Rwanda on Saturday May 9 joined the rest of the world to mark World Migratory Bird Day (WMBD), with a big turn up of bird watchers. The celebration was organized by the Association for the Conservation of Nature in Rwanda, (ACNR), the BirdLife Partner in Rwanda, in collaboration with the Rwanda Development Board (RDB). The highlight of the celebration marked under the theme, “Barriers to Migration” was bird watching excursion at a man-made Lake in Nyarutarama, on the outskirts of Kigali City.
Similar, on May 10th, 2009, bird watching excursion was carried out at Lake Rumira in Bugesera District in eastern Rwanda. This area is probably expected to be a habitat for migratory waterbirds in Rwanda.
Over 100 people attended the event including pupils and teachers from school Wildlife Club called “Coeur Joyeux” drawn from Anglican Church located near Kigali City Park, the representatives from some nature clubs affiliated to ACNR such as “Rwanda University Club for Conservation of Biodiversity (RUCCB)”, “Amis Muyaga” from ASPESKA College, journalists from print and broadcast, etc…
During this celebration the “Coeur Joyeux” Wildlife Clubs played a sketch demonstrating local barriers to migratory birds in Rwanda including intensify agriculture activities, wetlands drainage and other activities related to ecosystems disturbance, etc.
This awareness campaign was to protect migratory birds and their habitats.
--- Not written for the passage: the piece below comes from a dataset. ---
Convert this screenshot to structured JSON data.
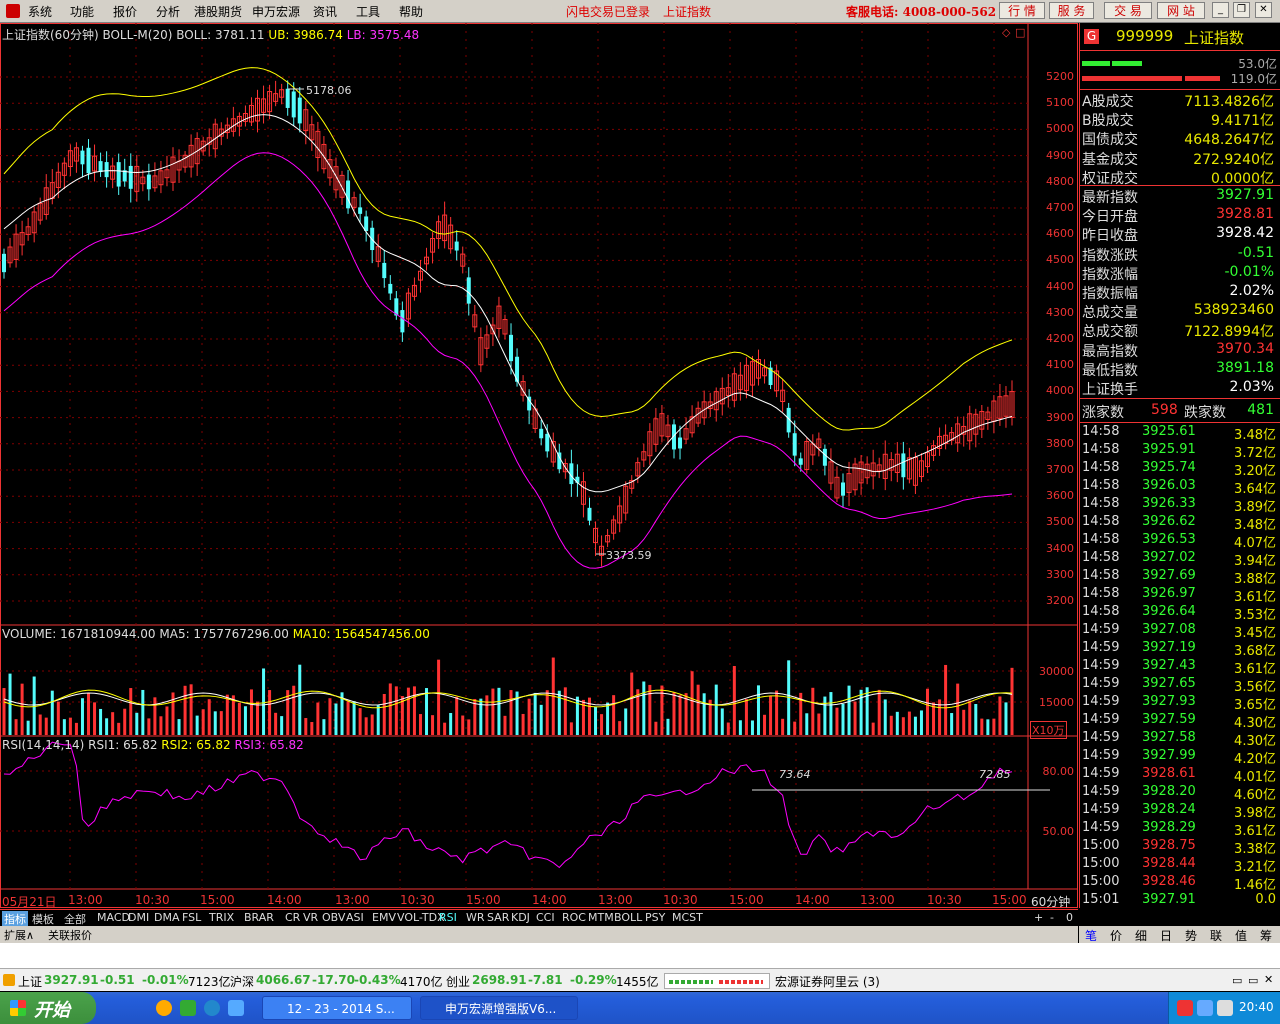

Annually, on the second weekend of May, people around the world organise public events such as bird festivals, education programmes and birdwatching excursions as part of activities to mark the World Migratory Bird Day. “This campaign had a major impact on how Rwandans perceive migratory birds and it has the potential to unite many different communities to rise against buriers met by migratory birds and humanitarian perils facing them today,” he added. Meanwhile, Birdlife International has launched a new programme called “Born to Travel Campaign” aimed at protecting migratory birds along the African-Eurasian flyway.
Also, this event has attracted more teams and spectators than ever before, including both government institutions, local NGO’s working in wildlife conservation and private sector. There has been a considerable effort to get more teams, including females and males, to participate, in the events. As this event has started to produce a significant contest of skills, awareness and friendship, we hope that the campaign will involve more people for the protection of birds and biodiversity in general in Rwanda. Actually, this year saw the arrival of several new teams of Kigali birdlovers.